Point Break by Bosky is a hybrid strain whose nugs are massive, glistening, craggy boulders iced over in a Siberian blizzard of trichomes. Minty green bodies capped with duck-green tips. The nose offers perfumed bouquets of roses and begonias, sweet citrus, lavender, bitter licorice, pears, peaches, pine, and rosemary. The first hit is a straight nostalgia grenade that tastes exactly like Altoids Sours, circa 1999. Flavor rides on citrus grit and herbal bite. Lemons, limes, kiwis, fir needles, rosemary spice. A gin and tonic for the cannabinoid set. The effects hit clean and immediately. Laser focus, hawk-eye precision, euphoric lift. Hovering just under greatness.
This is Fat Nugs Magazine’s strain review of Point Break by Bosky, told through Duke, a fictional stoner in a fantastical world.
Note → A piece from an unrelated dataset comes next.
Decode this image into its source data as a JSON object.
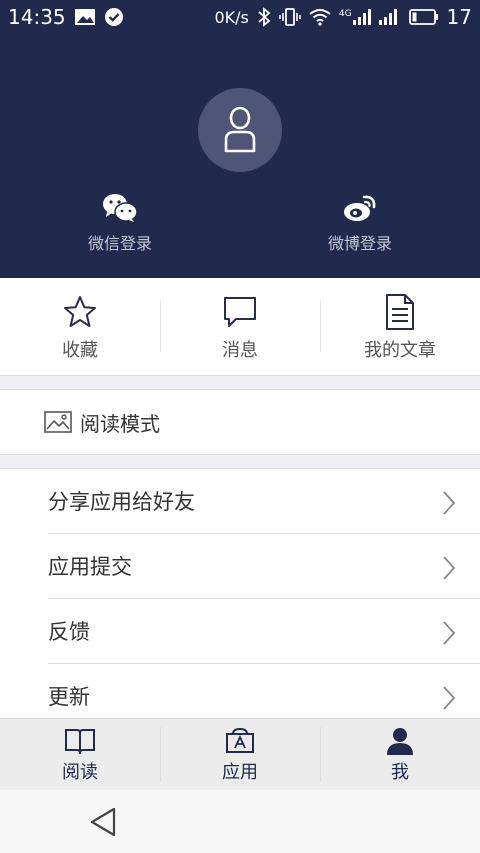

Duke had a system. True, most men with systems are fools with no real system at all, but Duke was not a fool. Point Break first. Always Point Break first. You don’t open a triple feature with Heat. That’s like serving the wagyu as the appetizer. Point Break is the starter that makes you grateful for everything that follows. You watch Bodhi drop into that final wave, feel the grief land — a man who chose the ocean over everything, and then — only then — you’re ready. Emotionally locked and loaded for De Niro and Pacino across a diner table. Slater and Gandolfini and Arquette and the whole junkie fairytale. He’d been planning this since he bought the strain. The name alone demanded a certain rigor. Duke had staged the living room carefully. He took these things seriously but would walk into traffic before admitting it. Blankets positioned. Lighting dialed to what Duke privately called “cinematic amber.” Snacks distributed across the coffee table in a topographic spread that meant business. Louie the Basset had claimed the left cushion with the authority of a small nation asserting its borders. His fiancée came downstairs in sweats, absorbed the full scope of the operation, and said, “How many movies?” “Three,” Duke said. She sat down without another word. This was either unconditional love or she’d run the numbers and knew she’d be asleep by nine-thirty. Duke chose to interpret it as enthusiasm. He cracked the Point Break.
The smell hit in layers. Roses, citrus, lavender, a little bitter licorice threading in it somewhere. Not loud, but complex. The smell of a room where something interesting has been happening for a while, but you just walked in.
He ground it, packed a bowl, and hit it just as the titles rolled.
The first rip was the Altoids Sours thing. A direct line to Duke’s limbic system that predated reason. Sour-sweet citrus in a little tin, pulled off shelves sometime around 2004 without explanation, leaving a generation with nothing but the memory and an unresolved grief that surfaces at unexpected moments, apparently including now, on a couch draped in cinematic amber, three films deep into a Friday night.
He looked at Johnny, who was eating the last of the snacks with no guilt.
“Good triple?” Johnny said.
Duke thought about it the way you think about a meal after you’ve pushed the plate back and unbuttoned your Levis. Point Break hovering just under greatness. Heat, an all-timer. True Romance, a film that committed to the premise completely.
“Yeah,” Duke said. “Good triple.”
Louie sneezed from the floor.
“Sorry. Great triple,” Duke corrected.